Un générique de lettres blanches, sur le fond bleu de l’écran ou se dessinent, vagues, des formes qui composent une toile abstraite. Des taches, jaunes et vertes, la transforment en patchwork d’où émerge – juste après le nom de Claude Sautet, qui fut peintre et sculpteur dans sa jeunesse- la première image du film, tableau figuratif, dans un cadre de fenêtre, de la vie qui va. Deux femmes parlent d’une grossesse et de son interruption ; l’une, Marie, informe l’autre, médecin, de son choix douloureux, l’IVG.
C’est le début ,en quelques plans, visages et regards, imprégnés d’émotion- d’une histoire simple et vieille comme le monde, celle de la vie humaine, coincée entre le double néant de la naissance et de la mort. Un histoire simple comme « bonjour » reprise de film en film par Claude Sautet, cinéaste des élans du cœur et des blessures de l’âme qui nuancent a l’infini la perception des choses de la vie.

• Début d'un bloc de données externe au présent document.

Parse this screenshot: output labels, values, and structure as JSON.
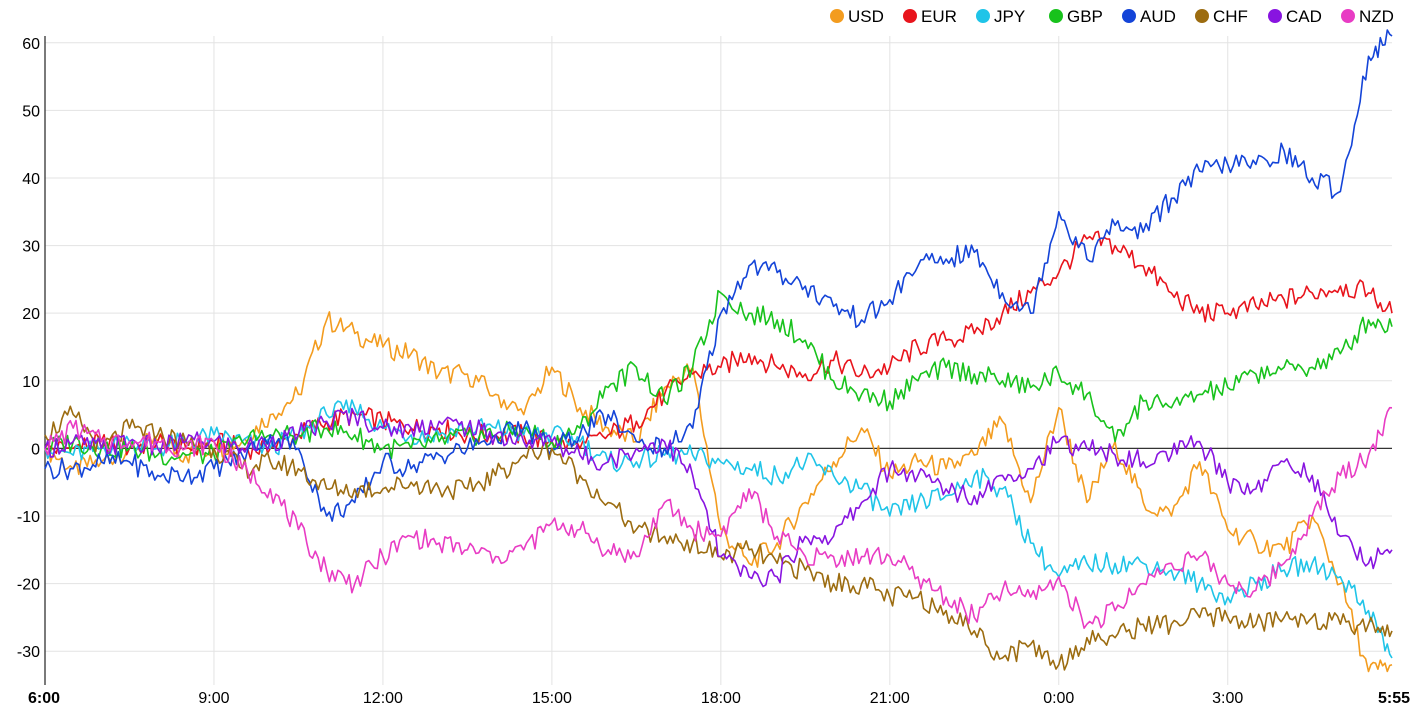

Qu'y a-t-il au-delà du visible, regard et sourires, de ces héros du quotidien ? Que font-ils de leur corps, de leur mains, de leur cœur ? Qui sont-ils, maitres de leur avenir ou esclaves ou milles contraintes ?
La rue et son spectacle, les cages et leur promiscuité, le cercle de famille, en fête ou dans la peine, le monde du travail, entre l’éclatement et la solidarité, la fratrie inquiète des hommes, l’univers féminin , soleil autour duquel gravitent tous les autres, interviennent comme autant de chœurs dans la partition visuelle du film. Exemplaire de ce souci choral, ces nombreuses scènes de repas, amicaux et joyeux, au cours desquels l’un ou l’autre des convives, trahi, brisé, désespéré, plie soudain sous le poids d’un intolérable solitude.
Histoire simple, la vie, souvent, ne tient qu’au fil d’un regard, plongé dans celui de l’être aimé, en quête de celui qui se dérobe ; elle est lovée au creux d’un silence, a l’ecoute du chuchotement de l’indicible, des murmures du mensonge ; elle reprend force et courage dans ces étreintes ou les peaux se transmettent un fluide magique, la foi en l’avenir. Autour des tablées des bistrots, s’échangent des regards qui se cherchent, s’épient, se fuient, s’interrogent.
Cousin éloigné de Renoir et de Becker, Sautet film les expressions les plus fugitives du bonheur et du malheur de vivre, à hauteur d’homme, le regard de la camera, le sien, fraternel et ému, plongé dans celui de ses personnages, et rend du coup ses films si terriblement, si particulièrement attachant.